Showing posts with label U.S. Constitution. Show all posts
Showing posts with label U.S. Constitution. Show all posts

Wednesday, April 29, 2009

Observation of marijuana use does not justify entry...

A California appellate court recently held that officers violated the 4th Amendment to the United States Constitution where they entered an apartment against the consent of the legal occupant after they smelled a "distinct odor" of burnt marijuana and saw an individual inside putting a pipe to his lips. People v. Hua (2008) 158 Cal.App.4th 1027.

If you find yourself in this predicament, the word to the wise is:

"Just say no [to the cops]". And, as I always do, I will caution anyone who believes that their Constitutional rights are being violated that they can't hope to win a motion to suppress evidence in the field. While being clear about the fact that you are not waiving your Rights is important, nothing about that suggests that you should kick the officer in the shins (or even be impolite to him or her). One audible, intelligible "No Thanks" should suffice. Screaming "no!" repeatedly in anger and/or frustration promises to bring on more unpleasantness and possibly new and different criminal charges. Just submit to their color of authority and wait until your day in court to seek the remedy to which you are entitled.

Saturday, June 28, 2008

Bill of Rights on the Table

The U.S. Supreme Court in District of Columbia v. Heller just held a D.C. law banning handguns violative of the Second Amendment to the U.S. Constitution. For the first time the Supreme Court struck down a law prohibiting firearms on Second Amendment grounds. The NRA is celebrating and so should the broader set of civil libertarians. This is not to say that there is anything particularly positive about the surge in handgun purchase and possession that this case will bring about. More guns means more shooting. More shooting means more death and maiming. Deaths and maimings are not generally cause for celebration. Justice Scalia, however, reasoned, essentially, that the clear (and "enshrined") language of the Second Amendment necessarily takes certain policy considerations off the table. In other words, arguing that a law banning handguns furthers a positive policy agenda (because it saves lives) is not going to compel the Supreme Court to ignore the plain language set forth in the Bill of Rights.

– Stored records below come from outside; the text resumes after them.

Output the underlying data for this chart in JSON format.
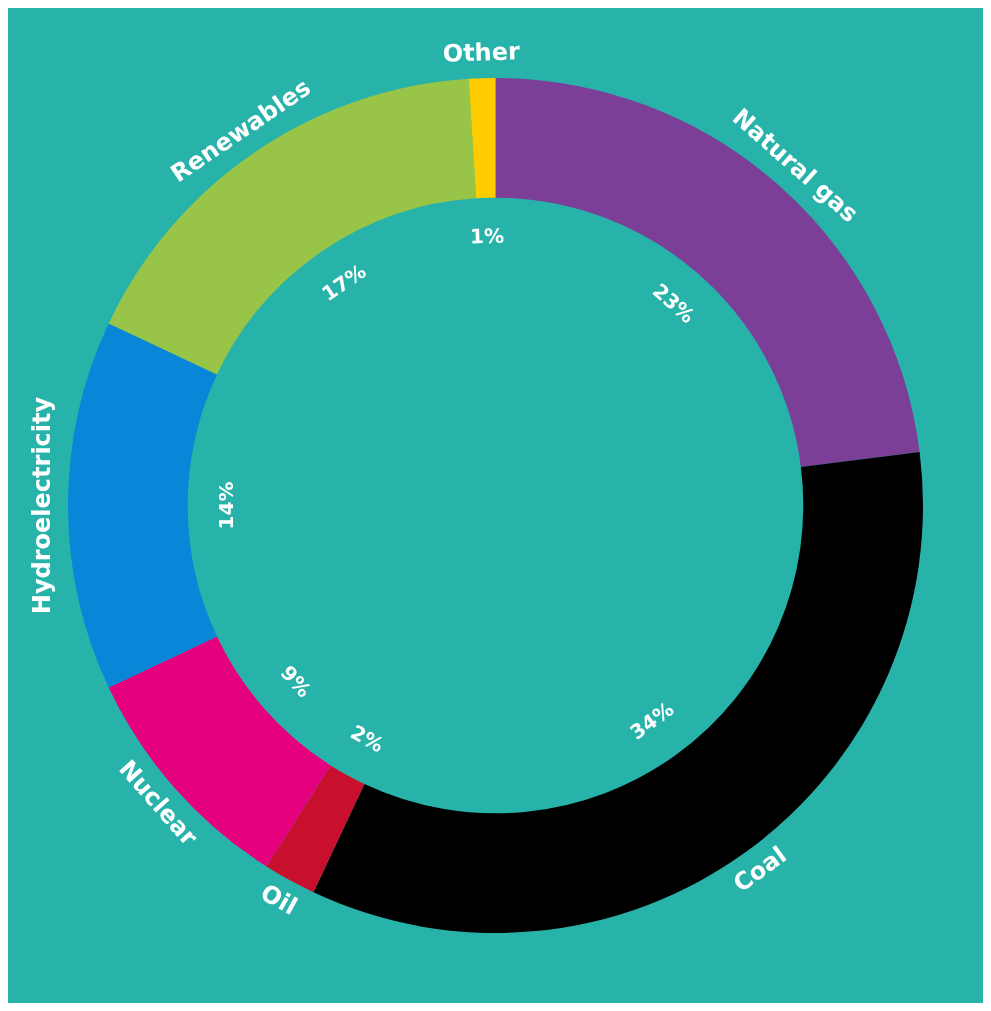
{
  "chart_data": {
    "type": "donut",
    "categories": [
      "Natural gas",
      "Coal",
      "Oil",
      "Nuclear",
      "Hydroelectricity",
      "Renewables",
      "Other"
    ],
    "values": [
      23,
      34,
      2,
      9,
      14,
      17,
      1
    ],
    "colors": [
      "#7b3f98",
      "#000000",
      "#c8102e",
      "#e5007e",
      "#0a86d8",
      "#98c447",
      "#ffcc00"
    ],
    "value_labels": [
      "23%",
      "34%",
      "2%",
      "9%",
      "14%",
      "17%",
      "1%"
    ],
    "legend": false
  }
}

So, here's what I take from that: Unreasonable warrantless searches and seizures, coerced confessions, deprivations of procedural protections, inflictions of cruel and unusual punishment, restraints on free speech, interferances with the free exercise of religion, establishing an official religion, and myriad other deprivations of civil liberties by the government cannot, by Scalia's logic, be justified on the ground that they may further a positive policy agenda. In light of Heller I would now suggest a re-examination of the landmark U.S. Supreme Court case of Michigan v. Sitz, in particular. Why? Because the Court all but ignored the plain language of the Fourth Amendment to allow law enforcement to conduct systematic warrantless searches and seizures, in the shape of DUI checkpoints, to promote the positive policy agenda of preventing drunk driving. To argue that checkpoints are "reasonable" in a free society is to ignore a simple distinction: The other acknowledged exceptions to the warrant requirement (exigency, Terry, Leon, reasonable suspicion, etc.) do not deliberately and systematically cause the seizure and search of large swaths of law-abiding people in the name of crime prevention. The choice to allow these warrantless searches is done clearly in the name of a positive policy agenda which, as Scalia, would have it, should be "off the table".